Discussion
This study engaged patients and caregivers, providers, decision-makers, digital health and research participants in a nominal group technique process to identify priority areas for AI and PC. Small group discussions identified barriers, implementation issues, and necessary resources for progress. The final list of nine priority areas included physician, patient and system-level supports; and foundational areas that are necessary for the success of AI in other priority areas.
The consultation session revealed foundations that need to be improved to support progress in AI development and application, such as communication between PC and AI stakeholders, intersectoral collaboration, data standards and interoperability, and legal issues. In addition to longer-term foundational work, participants encouraged the initiation of AI projects that align with priorities and offered suggestions about conducting these projects in settings where the data and culture are in place to support the continuum of AI development through to careful evaluation and implementation. Core values to maintain throughout these processes included collaboration between diverse participants to maintain suitability of a candidate tool for practice settings, and to attend to equity concerns and patient-centredness.

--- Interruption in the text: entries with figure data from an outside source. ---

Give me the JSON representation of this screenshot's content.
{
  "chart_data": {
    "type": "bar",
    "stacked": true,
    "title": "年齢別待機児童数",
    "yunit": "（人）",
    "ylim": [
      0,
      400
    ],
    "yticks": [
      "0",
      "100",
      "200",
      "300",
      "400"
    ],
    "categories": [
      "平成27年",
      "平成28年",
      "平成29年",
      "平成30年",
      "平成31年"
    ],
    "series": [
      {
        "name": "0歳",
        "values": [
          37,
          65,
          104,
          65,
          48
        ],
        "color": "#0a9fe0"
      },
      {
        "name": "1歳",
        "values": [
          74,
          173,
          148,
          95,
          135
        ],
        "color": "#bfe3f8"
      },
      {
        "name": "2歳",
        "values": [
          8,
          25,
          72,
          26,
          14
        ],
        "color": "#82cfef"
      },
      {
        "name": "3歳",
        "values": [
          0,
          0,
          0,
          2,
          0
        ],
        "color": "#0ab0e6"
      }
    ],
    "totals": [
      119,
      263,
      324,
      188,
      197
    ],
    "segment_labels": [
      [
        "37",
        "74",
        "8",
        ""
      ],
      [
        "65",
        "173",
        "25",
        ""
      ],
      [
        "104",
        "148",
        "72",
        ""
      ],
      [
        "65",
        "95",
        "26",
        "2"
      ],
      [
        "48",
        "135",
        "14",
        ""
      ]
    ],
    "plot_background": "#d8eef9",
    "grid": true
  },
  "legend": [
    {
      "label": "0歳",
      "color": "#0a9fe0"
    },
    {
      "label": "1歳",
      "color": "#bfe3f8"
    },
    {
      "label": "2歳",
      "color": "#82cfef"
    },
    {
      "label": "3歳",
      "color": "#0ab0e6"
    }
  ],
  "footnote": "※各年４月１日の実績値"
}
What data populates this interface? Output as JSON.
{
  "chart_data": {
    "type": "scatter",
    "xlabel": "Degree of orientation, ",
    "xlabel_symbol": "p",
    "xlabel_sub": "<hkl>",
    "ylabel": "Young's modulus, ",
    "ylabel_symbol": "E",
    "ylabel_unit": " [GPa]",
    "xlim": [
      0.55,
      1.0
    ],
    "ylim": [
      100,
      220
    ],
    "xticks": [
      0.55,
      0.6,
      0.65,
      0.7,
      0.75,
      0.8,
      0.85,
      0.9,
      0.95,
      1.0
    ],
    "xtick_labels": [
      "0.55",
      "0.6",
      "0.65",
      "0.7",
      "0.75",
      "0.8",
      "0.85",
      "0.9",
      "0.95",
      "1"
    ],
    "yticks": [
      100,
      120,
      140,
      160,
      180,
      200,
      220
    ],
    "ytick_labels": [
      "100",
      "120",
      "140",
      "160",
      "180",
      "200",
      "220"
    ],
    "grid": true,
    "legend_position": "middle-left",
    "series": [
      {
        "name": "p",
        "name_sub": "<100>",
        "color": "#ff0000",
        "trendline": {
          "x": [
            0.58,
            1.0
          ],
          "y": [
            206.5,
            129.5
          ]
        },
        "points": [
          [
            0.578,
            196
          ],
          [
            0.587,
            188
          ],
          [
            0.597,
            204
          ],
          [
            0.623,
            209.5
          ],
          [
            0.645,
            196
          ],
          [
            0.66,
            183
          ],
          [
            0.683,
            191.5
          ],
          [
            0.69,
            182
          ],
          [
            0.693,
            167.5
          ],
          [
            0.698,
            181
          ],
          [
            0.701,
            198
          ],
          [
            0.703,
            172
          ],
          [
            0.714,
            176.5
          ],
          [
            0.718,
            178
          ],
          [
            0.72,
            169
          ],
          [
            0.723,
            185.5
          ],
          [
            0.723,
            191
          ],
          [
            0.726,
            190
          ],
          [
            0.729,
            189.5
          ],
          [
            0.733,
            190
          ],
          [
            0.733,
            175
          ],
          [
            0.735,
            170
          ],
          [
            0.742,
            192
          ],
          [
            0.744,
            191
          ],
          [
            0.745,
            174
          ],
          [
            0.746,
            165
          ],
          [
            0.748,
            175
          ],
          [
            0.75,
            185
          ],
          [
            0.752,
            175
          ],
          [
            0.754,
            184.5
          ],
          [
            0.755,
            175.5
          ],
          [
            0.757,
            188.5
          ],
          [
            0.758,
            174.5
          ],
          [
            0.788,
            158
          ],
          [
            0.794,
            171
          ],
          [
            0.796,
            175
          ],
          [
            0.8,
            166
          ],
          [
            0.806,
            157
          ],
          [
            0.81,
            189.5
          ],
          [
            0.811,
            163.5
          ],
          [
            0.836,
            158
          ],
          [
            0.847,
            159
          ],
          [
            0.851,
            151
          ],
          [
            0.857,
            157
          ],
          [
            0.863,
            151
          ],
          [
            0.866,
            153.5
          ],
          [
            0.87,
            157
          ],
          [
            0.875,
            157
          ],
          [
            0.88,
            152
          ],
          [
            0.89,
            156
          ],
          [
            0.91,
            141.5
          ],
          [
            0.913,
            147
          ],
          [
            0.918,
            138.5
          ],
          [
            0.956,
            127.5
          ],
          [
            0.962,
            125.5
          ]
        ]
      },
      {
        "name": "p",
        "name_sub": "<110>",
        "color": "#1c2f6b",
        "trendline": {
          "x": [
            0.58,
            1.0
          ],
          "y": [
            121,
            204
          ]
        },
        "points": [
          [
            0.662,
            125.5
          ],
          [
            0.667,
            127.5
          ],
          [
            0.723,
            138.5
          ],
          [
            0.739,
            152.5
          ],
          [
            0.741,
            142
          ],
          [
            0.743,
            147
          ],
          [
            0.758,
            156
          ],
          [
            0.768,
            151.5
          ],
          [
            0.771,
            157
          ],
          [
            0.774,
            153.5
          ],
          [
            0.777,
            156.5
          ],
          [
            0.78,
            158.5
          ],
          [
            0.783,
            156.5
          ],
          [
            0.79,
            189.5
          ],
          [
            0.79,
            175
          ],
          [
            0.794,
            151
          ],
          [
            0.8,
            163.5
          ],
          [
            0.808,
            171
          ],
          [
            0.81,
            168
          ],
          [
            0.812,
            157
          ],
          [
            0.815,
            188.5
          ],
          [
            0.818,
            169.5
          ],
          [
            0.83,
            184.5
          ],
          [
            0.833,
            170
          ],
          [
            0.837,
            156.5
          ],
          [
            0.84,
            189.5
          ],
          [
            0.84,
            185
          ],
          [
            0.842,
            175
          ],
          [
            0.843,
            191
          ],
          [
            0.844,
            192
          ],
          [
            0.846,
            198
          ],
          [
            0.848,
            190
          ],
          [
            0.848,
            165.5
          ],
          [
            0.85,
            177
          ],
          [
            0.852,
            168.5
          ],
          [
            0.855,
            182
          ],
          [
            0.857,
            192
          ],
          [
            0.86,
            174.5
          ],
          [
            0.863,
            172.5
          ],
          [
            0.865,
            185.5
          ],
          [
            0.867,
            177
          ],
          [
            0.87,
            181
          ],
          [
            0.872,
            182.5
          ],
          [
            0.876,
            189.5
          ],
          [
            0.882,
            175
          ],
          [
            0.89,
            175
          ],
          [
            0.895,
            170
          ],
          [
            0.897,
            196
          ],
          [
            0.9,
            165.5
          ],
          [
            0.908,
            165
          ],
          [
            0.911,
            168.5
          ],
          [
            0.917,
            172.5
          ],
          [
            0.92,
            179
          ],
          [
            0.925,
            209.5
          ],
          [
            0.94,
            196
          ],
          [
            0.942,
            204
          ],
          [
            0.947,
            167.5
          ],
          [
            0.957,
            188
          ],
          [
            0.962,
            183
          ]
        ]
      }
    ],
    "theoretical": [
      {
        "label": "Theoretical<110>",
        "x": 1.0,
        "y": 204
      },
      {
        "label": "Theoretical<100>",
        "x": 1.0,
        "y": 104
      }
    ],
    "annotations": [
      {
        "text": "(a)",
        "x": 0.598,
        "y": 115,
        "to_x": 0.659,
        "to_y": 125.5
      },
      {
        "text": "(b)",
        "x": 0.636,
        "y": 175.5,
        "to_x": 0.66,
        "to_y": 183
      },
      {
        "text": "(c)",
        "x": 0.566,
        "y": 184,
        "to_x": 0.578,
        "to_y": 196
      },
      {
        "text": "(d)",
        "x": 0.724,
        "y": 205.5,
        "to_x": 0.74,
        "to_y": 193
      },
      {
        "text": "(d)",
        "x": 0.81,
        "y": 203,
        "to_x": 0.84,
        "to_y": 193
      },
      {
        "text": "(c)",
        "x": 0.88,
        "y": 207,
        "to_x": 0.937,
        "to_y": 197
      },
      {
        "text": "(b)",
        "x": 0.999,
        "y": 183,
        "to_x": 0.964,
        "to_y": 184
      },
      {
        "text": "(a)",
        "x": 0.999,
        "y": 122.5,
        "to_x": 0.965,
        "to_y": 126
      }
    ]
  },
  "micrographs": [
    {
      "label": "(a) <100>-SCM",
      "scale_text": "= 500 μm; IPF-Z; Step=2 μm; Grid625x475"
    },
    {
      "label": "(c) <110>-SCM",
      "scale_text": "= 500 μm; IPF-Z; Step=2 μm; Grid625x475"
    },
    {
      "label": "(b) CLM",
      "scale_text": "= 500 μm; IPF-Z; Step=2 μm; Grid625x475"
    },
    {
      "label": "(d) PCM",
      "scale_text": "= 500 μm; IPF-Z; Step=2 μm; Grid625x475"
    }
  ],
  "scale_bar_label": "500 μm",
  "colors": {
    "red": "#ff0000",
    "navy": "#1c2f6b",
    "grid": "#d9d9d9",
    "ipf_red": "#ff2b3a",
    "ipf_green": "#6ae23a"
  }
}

Most of the ranked priorities from the consultation session include areas wherein AI may support PC by performing relevant functions or tasks, such as using AI to predict patients at high risk of poor health where early intervention is useful. It is noteworthy that despite this consultation session happening during the COVID-19 pandemic, with instructions that the pandemic should be considered in responses, only two COVID-19 specific priorities were identified in the first small group discussion and none remained in the final ranked list. It is also interesting that the environmental scan found 110 AI-driven tools that may be relevant to PC, yet among our participants selected for their engagement in AI and PC, few examples of AI-driven tools implemented in Ontario PC settings were discussed. Appraising specific tools to see if they are available in Ontario and whether they are suitable to meet priority areas as delineated in this study could be an avenue for future research.
The two ‘foundation-related’ priorities (4 and 5) will support progress of AI for all areas of PC. Many AI applications for PC will rely on data generated by PC, which was the topic of priority 5 and in small group discussions about data access, quality and consent. Initiatives supporting use of Ontario PC data for research include Institute for Clinical Evaluative Sciences (ICES)21 and the emerging PC Ontario Practice-Based Learning and Research Network,22 as well as national databases such as those housed by the Canadian PC Sentinel Surveillance Network23 and the Canadian Institute for Health Information.24 Paprica et al explored views of Ontario general public regarding the use of linked administrative health data held by ICES, finding that people are generally in favour of using these data for public benefit, assuming privacy and security; however, positive attitudes towards data use are more mixed or negative when there is private sector involvement.25 These findings are congruent with our findings regarding the importance of data ownership and oversight for AI-driven tool development, which has substantial private sector involvement.
Data sharing and communication also was a priority in a study by Shaw et al that used the nominal group technique to elicit priorities for virtual care-related policy planning for Ontario PC.26 Similar to AI, at the time of their consultation (before the COVID-19 pandemic) virtual care was considered a novel technology with potential benefit. Their recommendations included the need for a patient-centred focus and system- or social-level changes.26 One suggestion for engaging patients was in outcome measure selection,26 which is relevant for AI applications as well which ties together the themes emerging from our study around patient centredness and the need for rigorous evaluation. Another relevant suggestion regarding virtual care implementation was the use of a sociotechnical model of care,26 which is also cited as important for AI to contribute to a learning health system framework whereby data are used in feedback loops to improve care.12 The idea of a sociotechnical model aligns with themes from our small group discussions about the importance of system culture and communication between stakeholders. Previous work towards improving multidisciplinary collaborations includes guidelines produced by Saleh et al for AI-clinical collaborations,27 codesign of a documentation assistant for PC consultations by Kocaballi et al in Australia,28 and a ‘code to bedside’ framework for quality improvement methods by Smith et al in the USA.29
Given the breadth and complexity of PC, there are many perceived opportunities for AI to be useful-focused efforts on tangible projects are needed for the field to mature. Our consultation session identified priority PC challenges, which AI is well suited to support given the current or near-term capabilities of AI and the Ontario PC context. Although the consultation sessions focused on Ontario, the environmental scans suggest there may be similarities in terms of AI-driven tools and PC needs in other jurisdictions. Other sectors may use our list of priorities as a starting point to refine based on their context. Together, the findings from our study can be used to guide future research and evaluation efforts, as well as to guide organisations and decision-makers in guiding the allocation of resources towards advancing AI for PC.
Strengths and limitations
Strengths of the study, which is the first to identify priorities for AI and PC in Ontario, included bringing together multiple types of stakeholders and designing small group sessions to facilitate equal participation. The study prework to both appraise the present context based on environmental scans and to provide primer documents provided foundational knowledge that supported strong engagement by all participants, regardless of prior AI knowledge. Limitations include representation mainly from academic communities as opposed to industry and private practice. The environmental scans were not limited in this way; therefore, help to balance these findings.